Do you understand the sheer amount of effort mankind must spend on soil engineering, irrigation, fertilizers and genetic engineering just to make grains that can feed people?
If we were forced to eat only natural plants (not plants genetically engineered though thousands of years of unnatural selection) then 99.9 percent of mankind would starve.
Meanwhile cows eat natural grass on natural pastures.
We need livestock if we want to live in balance with nature without irreversibly changing the structure of the Earth's biosphere.
I need to see the papers you're reading about this. I've never seen anything scientific suggesting this is true, and if anything, it's the complete opposite: we need to eat plants instead, because it would actually reduce burdens on arable land while reducing overall GHG emissions.
In North America the average farm is using massive amounts of inputs from other farms. Whether it's grass or grains, these inputs from from conventional farms using fertilizers and irrigation that we could be putting into human-friendly crops. That's an insane waste of energy and resources.
Sure there are farms using fewer inputs from arable land, and that's great. Perhaps those are the only ones which should raise livestock. The rest should stop, because the inefficiency comes with externalities our countries and the world literally cannot sustain.
I think you're misinformed. As parent request, you need citations to support your honestly pretty wild claims.
Land used for growing livestock feed would in a very large part be just as suitable for human food production, and we wouldn't even use that much of it. Ruminants are not any kind of necessary part of food security, on the contrary -- without livestock large parts of current farm land could be released back to nature.
Nobody is suggesting to eat "natural plants" as neolithic gatherers might have done.
Before Europeans colonized North America there were 30+ million bison roaming the plains. Today, we have have 30 million beef cattle.
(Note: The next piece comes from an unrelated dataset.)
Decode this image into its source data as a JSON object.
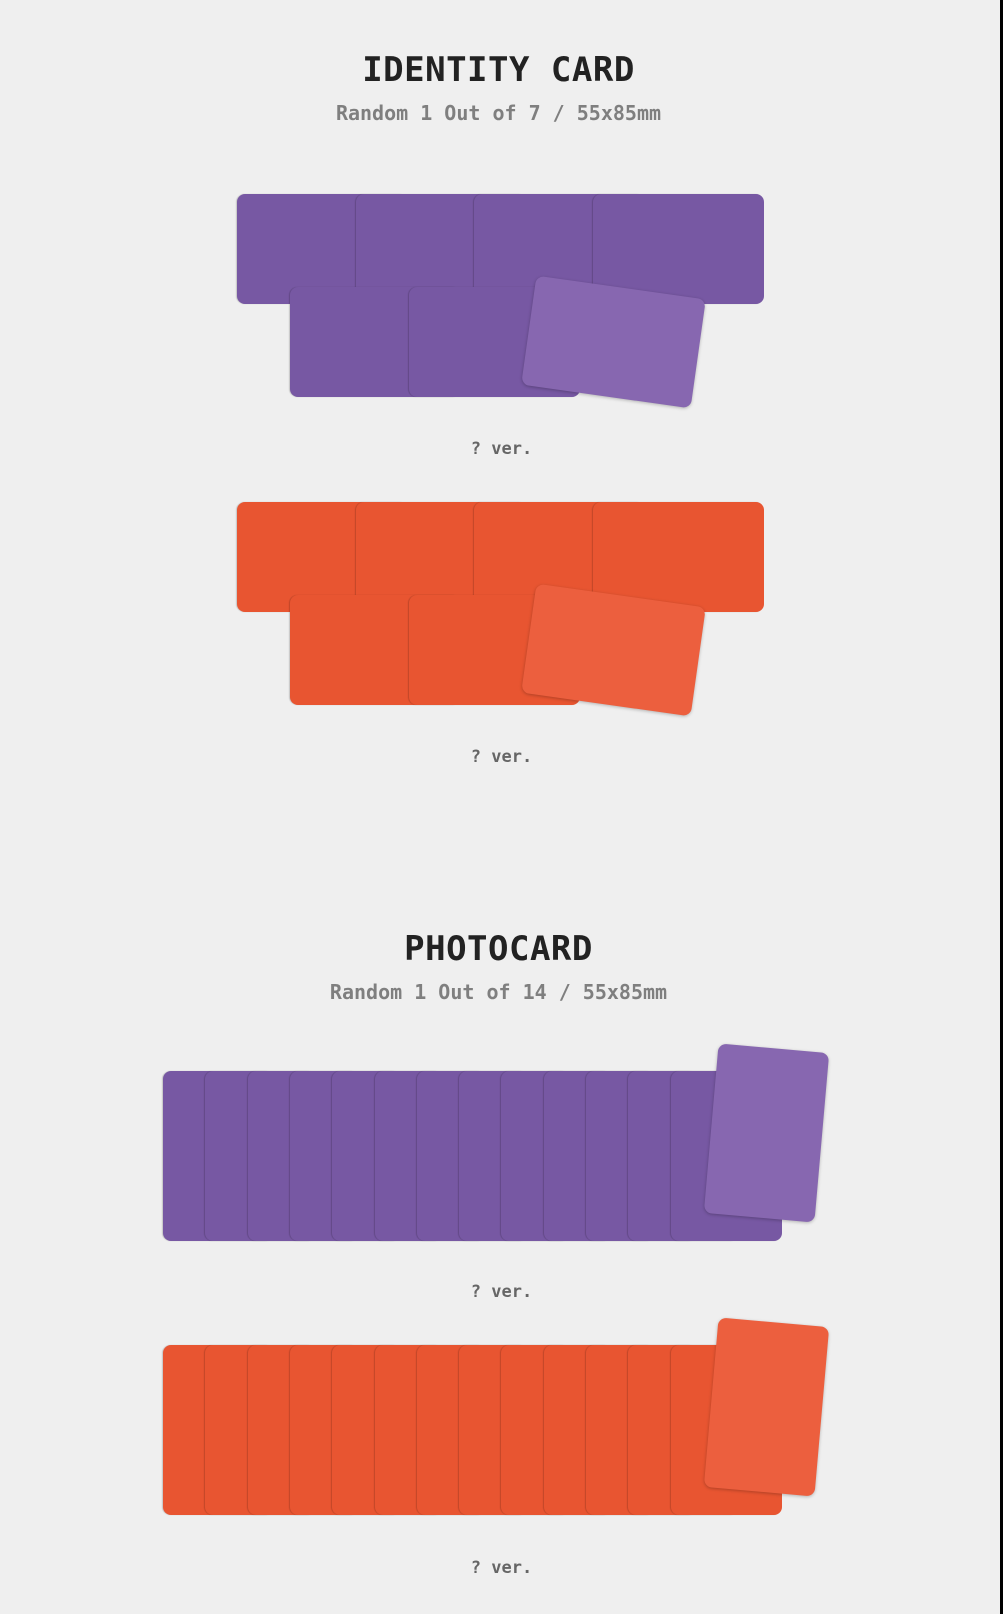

People make it out to be like the scale is unnatural but Mother Nature is quite capable of scale herself.
The key thing here is that those bison were eating grasses and leafy greens from the wild, not from extensive grass and grain farming operations (all of which largely exclude other plant, animal, and insect life). 30 million bison roaming and grazing makes sense, but sustaining them largely off of conventional farm outputs isn't the same thing.
If we were forced to eat only natural plants (not plants genetically engineered though thousands of years of unnatural selection) then 99.9 percent of mankind would starve.
Meanwhile cows eat natural grass on natural pastures.
We need livestock if we want to live in balance with nature without irreversibly changing the structure of the Earth's biosphere.